A coding model that punches above its weight class

North Mini Code 1.0 is a 30 billion parameter Mixture-of-Experts model, launched under the Apache 2.0 license and freely available on Hugging Face. The key number is not 30B, though. The model routes each query to a small subset of specialized expert networks, with 30 billion parameters total but only 3 billion active at any given time, keeping inference costs dramatically lower than a dense 30B model would require.

North Mini Code is a sparse mixture-of-experts model with 128 experts, of which 8 activate per token. This is the same architectural trick that made Mixtral and Qwen3 so efficient , you get the capacity of a large model at the compute cost of a small one. The model supports a context length of 256K tokens and can generate outputs up to 64K tokens.

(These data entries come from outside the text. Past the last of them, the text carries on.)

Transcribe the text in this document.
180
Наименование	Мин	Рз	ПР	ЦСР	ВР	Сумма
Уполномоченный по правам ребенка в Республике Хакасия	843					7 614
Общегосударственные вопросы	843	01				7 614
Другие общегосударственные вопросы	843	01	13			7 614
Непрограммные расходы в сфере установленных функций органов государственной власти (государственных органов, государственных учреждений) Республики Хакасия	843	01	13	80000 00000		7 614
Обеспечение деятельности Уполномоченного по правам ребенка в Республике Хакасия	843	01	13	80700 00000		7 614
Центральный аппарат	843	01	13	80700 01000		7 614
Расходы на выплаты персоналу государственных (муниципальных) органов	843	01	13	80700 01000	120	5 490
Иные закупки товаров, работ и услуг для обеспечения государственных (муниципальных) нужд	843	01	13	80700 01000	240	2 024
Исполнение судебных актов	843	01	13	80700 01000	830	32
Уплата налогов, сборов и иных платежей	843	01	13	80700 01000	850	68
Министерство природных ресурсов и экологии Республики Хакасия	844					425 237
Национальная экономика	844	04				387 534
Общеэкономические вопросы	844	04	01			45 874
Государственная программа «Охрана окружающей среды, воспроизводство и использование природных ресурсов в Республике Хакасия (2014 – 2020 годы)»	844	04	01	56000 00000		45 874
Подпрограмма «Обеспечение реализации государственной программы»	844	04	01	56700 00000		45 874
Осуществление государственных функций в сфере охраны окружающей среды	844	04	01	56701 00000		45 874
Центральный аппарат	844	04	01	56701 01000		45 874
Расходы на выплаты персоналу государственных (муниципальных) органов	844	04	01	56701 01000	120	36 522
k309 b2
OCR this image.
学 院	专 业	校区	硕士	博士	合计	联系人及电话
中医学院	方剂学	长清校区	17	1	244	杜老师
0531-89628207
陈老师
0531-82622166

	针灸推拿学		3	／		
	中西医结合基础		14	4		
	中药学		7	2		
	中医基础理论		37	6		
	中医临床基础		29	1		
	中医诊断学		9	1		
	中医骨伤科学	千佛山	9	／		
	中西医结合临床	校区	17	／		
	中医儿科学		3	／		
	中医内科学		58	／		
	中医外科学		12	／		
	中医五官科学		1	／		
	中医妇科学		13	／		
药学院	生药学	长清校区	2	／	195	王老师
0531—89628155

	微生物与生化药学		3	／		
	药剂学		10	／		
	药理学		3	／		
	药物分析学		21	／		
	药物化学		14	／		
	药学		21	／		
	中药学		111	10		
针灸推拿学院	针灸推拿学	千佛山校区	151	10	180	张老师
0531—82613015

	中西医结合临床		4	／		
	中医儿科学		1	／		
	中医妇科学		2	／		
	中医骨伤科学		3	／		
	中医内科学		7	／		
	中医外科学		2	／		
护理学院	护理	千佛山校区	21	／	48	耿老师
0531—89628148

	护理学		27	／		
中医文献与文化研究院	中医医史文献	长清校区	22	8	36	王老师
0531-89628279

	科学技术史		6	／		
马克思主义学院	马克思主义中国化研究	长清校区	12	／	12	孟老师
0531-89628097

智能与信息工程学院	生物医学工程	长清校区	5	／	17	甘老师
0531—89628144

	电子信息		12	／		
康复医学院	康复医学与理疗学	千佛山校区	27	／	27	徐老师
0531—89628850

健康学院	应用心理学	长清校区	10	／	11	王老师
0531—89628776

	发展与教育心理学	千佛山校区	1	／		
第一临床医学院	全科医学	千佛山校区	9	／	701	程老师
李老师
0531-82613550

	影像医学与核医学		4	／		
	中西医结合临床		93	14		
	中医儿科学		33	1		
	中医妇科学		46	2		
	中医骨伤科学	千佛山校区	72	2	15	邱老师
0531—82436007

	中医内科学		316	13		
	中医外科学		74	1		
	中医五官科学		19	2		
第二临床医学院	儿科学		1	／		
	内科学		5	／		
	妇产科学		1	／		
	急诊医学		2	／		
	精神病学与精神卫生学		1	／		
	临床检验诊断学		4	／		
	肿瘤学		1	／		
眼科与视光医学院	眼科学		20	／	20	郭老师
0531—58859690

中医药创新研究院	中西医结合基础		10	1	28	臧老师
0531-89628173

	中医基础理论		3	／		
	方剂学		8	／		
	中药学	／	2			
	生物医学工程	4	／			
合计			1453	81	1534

Built for agents, not just autocomplete

North Mini Code is the first model in Cohere's new family of models, and is specifically designed and trained for agentic software engineering tasks. The distinction matters. Most coding models are fine-tuned general-purpose models. This one was built from the ground up for multi-step agentic workflows where the model needs to call tools, read terminal output, and iterate.

It is built for agentic workflows, including understanding and orchestrating sub-agents, mapping systems architecture, and running code reviews. It has integrated tool-use capabilities and supports interleaved thinking, which Cohere says improves performance across multi-step agentic work.

The training pipeline reflects this focus. Cohere trained the model through two stages of supervised fine-tuning followed by reinforcement learning with verifiable rewards across more than 70,000 verifiable tasks spanning approximately 5,000 repositories, deduplicated against SWE-Bench. The RL stage (RLVR) rewarded the model for actually solving tasks, not just generating plausible-looking code.